Un jour Alain Bauer[1. Aucun lien de parenté avec le Jack Bauer de 24 heures.], conseiller spécial pour le terrorisme à l’Elysée et président de l’observatoire de la délinquance, a lu un livre. En conséquence de quoi, Julien Coupat un jeune philosophe qui veut changer la vie, est en prison depuis quatre mois, sans preuve.
Lire un livre, un vrai, cela n’a pas dû arriver souvent à ce tâcheron surdiplômé, Mozart du rapport insipide et surpayé mais authentique virtuose quand il s’agit de mettre en musique les paranoïas à la mode : terrorisme, délinquance, violences urbaines fin du monde, etc.

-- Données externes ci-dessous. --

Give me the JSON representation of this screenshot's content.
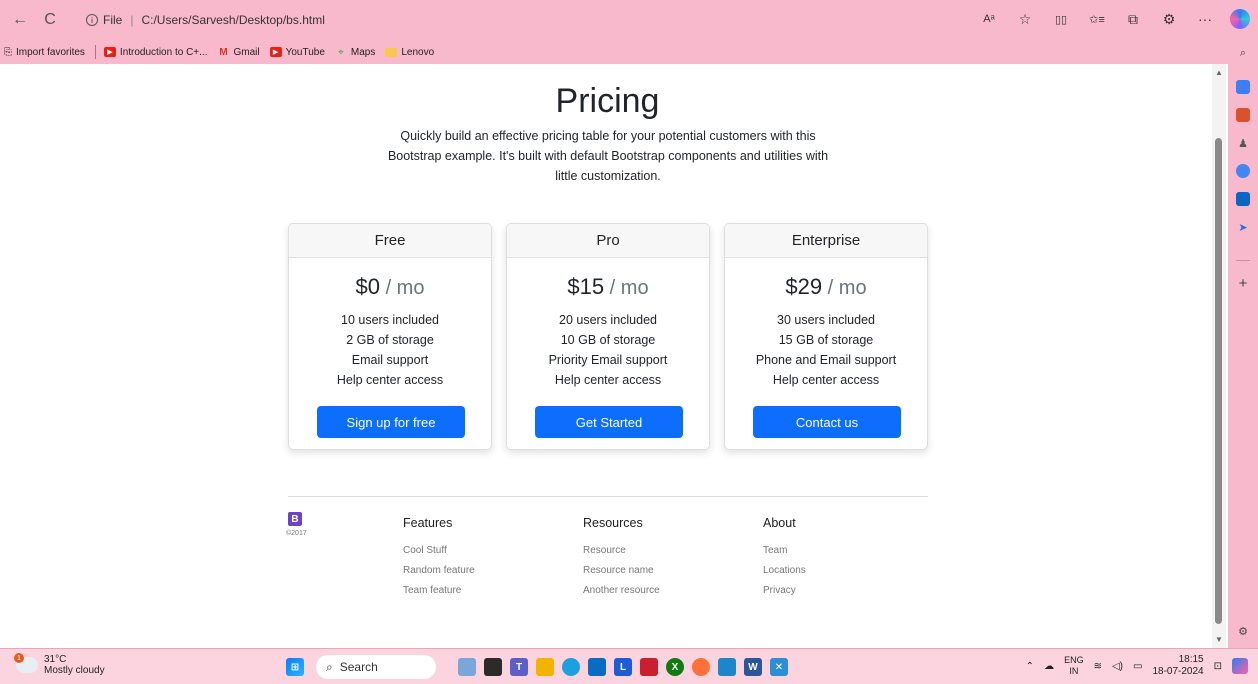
{
  "browser": {
    "back_icon": "←",
    "refresh_icon": "C",
    "address_prefix": "File",
    "address_url": "C:/Users/Sarvesh/Desktop/bs.html",
    "read_aloud_icon": "Aᵃ",
    "favorite_icon": "☆",
    "split_icon": "▯▯",
    "favorites_icon": "✩≡",
    "collections_icon": "⧉",
    "extensions_icon": "⚙",
    "more_icon": "···"
  },
  "favorites": {
    "import_label": "Import favorites",
    "items": [
      {
        "label": "Introduction to C+...",
        "icon": "youtube-icon"
      },
      {
        "label": "Gmail",
        "icon": "gmail-icon"
      },
      {
        "label": "YouTube",
        "icon": "youtube-icon"
      },
      {
        "label": "Maps",
        "icon": "maps-icon"
      },
      {
        "label": "Lenovo",
        "icon": "folder-icon"
      }
    ]
  },
  "hero": {
    "title": "Pricing",
    "lead": "Quickly build an effective pricing table for your potential customers with this Bootstrap example. It's built with default Bootstrap components and utilities with little customization."
  },
  "plans": [
    {
      "name": "Free",
      "price": "$0",
      "period": " / mo",
      "features": [
        "10 users included",
        "2 GB of storage",
        "Email support",
        "Help center access"
      ],
      "button": "Sign up for free"
    },
    {
      "name": "Pro",
      "price": "$15",
      "period": " / mo",
      "features": [
        "20 users included",
        "10 GB of storage",
        "Priority Email support",
        "Help center access"
      ],
      "button": "Get Started"
    },
    {
      "name": "Enterprise",
      "price": "$29",
      "period": " / mo",
      "features": [
        "30 users included",
        "15 GB of storage",
        "Phone and Email support",
        "Help center access"
      ],
      "button": "Contact us"
    }
  ],
  "footer": {
    "brand_letter": "B",
    "copyright": "©2017",
    "columns": [
      {
        "title": "Features",
        "links": [
          "Cool Stuff",
          "Random feature",
          "Team feature"
        ]
      },
      {
        "title": "Resources",
        "links": [
          "Resource",
          "Resource name",
          "Another resource"
        ]
      },
      {
        "title": "About",
        "links": [
          "Team",
          "Locations",
          "Privacy"
        ]
      }
    ]
  },
  "taskbar": {
    "temperature": "31°C",
    "condition": "Mostly cloudy",
    "weather_badge": "1",
    "search_label": "Search",
    "lang_top": "ENG",
    "lang_bottom": "IN",
    "time": "18:15",
    "date": "18-07-2024"
  },
  "colors": {
    "accent": "#0d6efd",
    "chrome": "#f9b9cd",
    "brand": "#6f42c1"
  }
}
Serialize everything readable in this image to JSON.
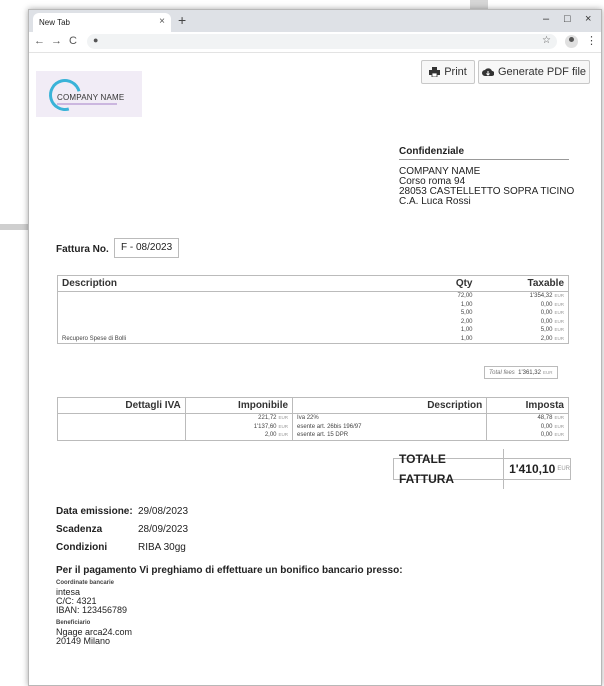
{
  "browser": {
    "tab_title": "New Tab",
    "tab_close": "×",
    "new_tab": "+",
    "minimize": "–",
    "maximize": "□",
    "close": "×",
    "back": "←",
    "forward": "→",
    "reload": "C",
    "lock": "●",
    "star": "☆",
    "menu": "⋮"
  },
  "actions": {
    "print_label": "Print",
    "pdf_label": "Generate PDF file"
  },
  "logo": {
    "text": "COMPANY NAME"
  },
  "recipient": {
    "heading": "Confidenziale",
    "lines": [
      "COMPANY NAME",
      "Corso roma 94",
      "28053 CASTELLETTO SOPRA TICINO",
      "C.A. Luca Rossi"
    ]
  },
  "invoice": {
    "label": "Fattura No.",
    "number": "F - 08/2023"
  },
  "items": {
    "headers": {
      "description": "Description",
      "qty": "Qty",
      "taxable": "Taxable"
    },
    "rows": [
      {
        "description": "",
        "qty": "72,00",
        "taxable": "1'354,32"
      },
      {
        "description": "",
        "qty": "1,00",
        "taxable": "0,00"
      },
      {
        "description": "",
        "qty": "5,00",
        "taxable": "0,00"
      },
      {
        "description": "",
        "qty": "2,00",
        "taxable": "0,00"
      },
      {
        "description": "",
        "qty": "1,00",
        "taxable": "5,00"
      },
      {
        "description": "Recupero Spese di Bolli",
        "qty": "1,00",
        "taxable": "2,00"
      }
    ],
    "currency": "EUR",
    "total_fees_label": "Total fees",
    "total_fees_value": "1'361,32"
  },
  "vat": {
    "headers": {
      "details": "Dettagli IVA",
      "taxable": "Imponibile",
      "description": "Description",
      "tax": "Imposta"
    },
    "rows": [
      {
        "taxable": "221,72",
        "description": "Iva 22%",
        "tax": "48,78"
      },
      {
        "taxable": "1'137,60",
        "description": "esente art. 26bis 196/97",
        "tax": "0,00"
      },
      {
        "taxable": "2,00",
        "description": "esente art. 15 DPR",
        "tax": "0,00"
      }
    ]
  },
  "total": {
    "label": "TOTALE FATTURA",
    "value": "1'410,10",
    "currency": "EUR"
  },
  "dates": {
    "issue_label": "Data emissione:",
    "issue_value": "29/08/2023",
    "due_label": "Scadenza",
    "due_value": "28/09/2023",
    "terms_label": "Condizioni",
    "terms_value": "RIBA 30gg"
  },
  "payment": {
    "heading": "Per il pagamento Vi preghiamo di effettuare un bonifico bancario presso:",
    "bank_label": "Coordinate bancarie",
    "bank_lines": [
      "intesa",
      "C/C: 4321",
      "IBAN: 123456789"
    ],
    "beneficiary_label": "Beneficiario",
    "beneficiary_lines": [
      "Ngage arca24.com",
      "20149 Milano"
    ]
  }
}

Comme il les enveloppe avec des couvertures dont ne voudrait pas Gérard de Villiers, il attire l’attention de ceux qui aiment tout ce qui brille et qui fait peur, comme le président Sarkozy, car Bauer, franc-maçon venu de la gauche, ou disons de la droite extrême de la gauche est typiquement ce genre de spécialiste autoproclamé dont les concepts clinquants font rire les vrais experts et lui valent dans le milieu universitaire et criminologique une solide réputation de faiseur et de marchand de piano.
C’était à la fin de l’été 2007 et le livre s’appelait L’insurrection qui vient, signé par un mystérieux Comité Invisible. Alain Bauer avait dû lire trop de Tom Clancy sur la plage et se prendre pour Jack Ryan, cet analyste de la CIA qui depuis son bureau annihile à la force du cortex les pires menaces terroristes planant sur les USA : tout seul, avec ses deux ordis de rien du tout, il empêche Al Qaida de s’emparer de toute l’Asie, des suprématistes blancs de fomenter un poutche à Washington ou les Français d’y exporter du Roquefort.

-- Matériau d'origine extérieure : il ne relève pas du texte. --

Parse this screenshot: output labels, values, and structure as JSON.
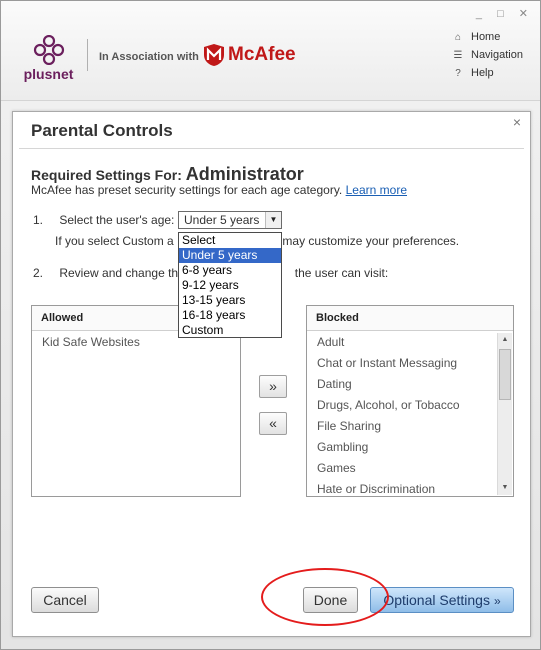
{
  "window": {
    "controls": "_ □ ✕"
  },
  "branding": {
    "plusnet": "plusnet",
    "association": "In Association with",
    "mcafee": "McAfee"
  },
  "topnav": [
    {
      "icon": "home-icon",
      "label": "Home"
    },
    {
      "icon": "navigation-icon",
      "label": "Navigation"
    },
    {
      "icon": "help-icon",
      "label": "Help"
    }
  ],
  "dialog": {
    "title": "Parental Controls",
    "close": "×",
    "required_prefix": "Required Settings For:",
    "user": "Administrator",
    "preset_text": "McAfee has preset security settings for each age category.",
    "learn_more": "Learn more",
    "step1_num": "1.",
    "step1_label": "Select the user's age:",
    "hint_left": "If you select Custom a",
    "hint_right": "may customize your preferences.",
    "step2_num": "2.",
    "step2_left": "Review and change th",
    "step2_right": "the user can visit:",
    "age_select": {
      "value": "Under 5 years",
      "options": [
        "Select",
        "Under 5 years",
        "6-8 years",
        "9-12 years",
        "13-15 years",
        "16-18 years",
        "Custom"
      ],
      "highlighted_index": 1
    },
    "allowed": {
      "header": "Allowed",
      "items": [
        "Kid Safe Websites"
      ]
    },
    "blocked": {
      "header": "Blocked",
      "items": [
        "Adult",
        "Chat or Instant Messaging",
        "Dating",
        "Drugs, Alcohol, or Tobacco",
        "File Sharing",
        "Gambling",
        "Games",
        "Hate or Discrimination"
      ]
    },
    "move_right": "»",
    "move_left": "«",
    "buttons": {
      "cancel": "Cancel",
      "done": "Done",
      "optional": "Optional Settings",
      "optional_chevron": "»"
    }
  },
  "colors": {
    "accent": "#3468c8",
    "mcafee_red": "#c01818",
    "plusnet_purple": "#6b1f5d",
    "annotation_red": "#e41c1c"
  }
}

Que fait Alain Bauer, une fois qu’il a terminé péniblement L’Insurrection qui vient ? On peut imaginer sa perplexité : le texte est magnifiquement écrit et Alain Bauer est plus habitué à la poésie involontaire des rapports technocratiques qu’aux éclairs rimbaldiens et post-situ de ce chef d’œuvre. Oui, imaginons Alain Bauer, enseignant des disciplines n’existant pas dans diverses écoles de police se trouver tout à coup confronté à des phrases comme « On a brûlé en enfants perdus les premiers bibelots d’une société qui ne mérite pas plus d’égards que les monuments de Paris à la fin de la Semaine Sanglante, et qui le sait. ». Il ne peut pas comprendre mais comme tous les Danubes de la pensée, il croit comprendre, ce qui est bien pire. Il va justifier la confiance mise en lui par le président qui lui a aussi demandé de conseiller MAM à propos de toute la toute nouvelle DCRI, fusion des RG et de la DST. Bauer n’hésite pas une seconde, casse sa tirelire et achète quarante exemplaires de L’Insurrection qu’il distribue illico à tous les patrons de la sécurité intérieure. Il accompagne tout ça, non pas d’une boite de chocolats, mais d’une note circonstanciée où il explique que nous sommes potentiellement exposés au risque d’une dérive politico-militaire similaire à celle d’Action Directe à la fin années 1970. Il faut faire preuve d’une certaine nullité idéologique pour croire à ces sornettes, mais Alain Bauer connaît le marché. Il sait, comme on dit au poker, qu’il ne va pas falloir tarder à amuser le tapis pour occuper l’opinion qui voit le tsunami économique lui arriver dessus, dans un ralenti terrifiant. Bauer attend un prétexte, il l’a avec quelques sabotages de TGV en novembre. C’est l’invention de la fameuse mouvance anarcho-autonome, et le fiasco de Tarnac, en novembre, où l’on assiste au risible et terrifiant spectacle d’unités antiterroristes surarmées investissant une épicerie corrézienne sur de très aléatoires présomptions.
Ayant rejoint Jack Ryan au panthéon des sauveurs de l’Etat, Bauer se fait plus discret au fur et à mesure que le fiasco judiciaire est un peu plus manifeste. Il n’entend pas pour autant renoncer à son golden parachute: une chaire de criminologie créée à son usage aux Arts et Métiers (CNAM). Evidemment, la plupart de ses éventuels collègues mettent leur veto, arguant, les naïfs, de l’incompétence de ce Père Joseph de mauvais conseil. Mais bon, cela n’a pas suffi. Le décret créant cette chaire et l’attribuant à l’espion qui venait du rocardisme tiède vient d’être signé par le président lui-même.
Julien Coupat, lui, est toujours en prison.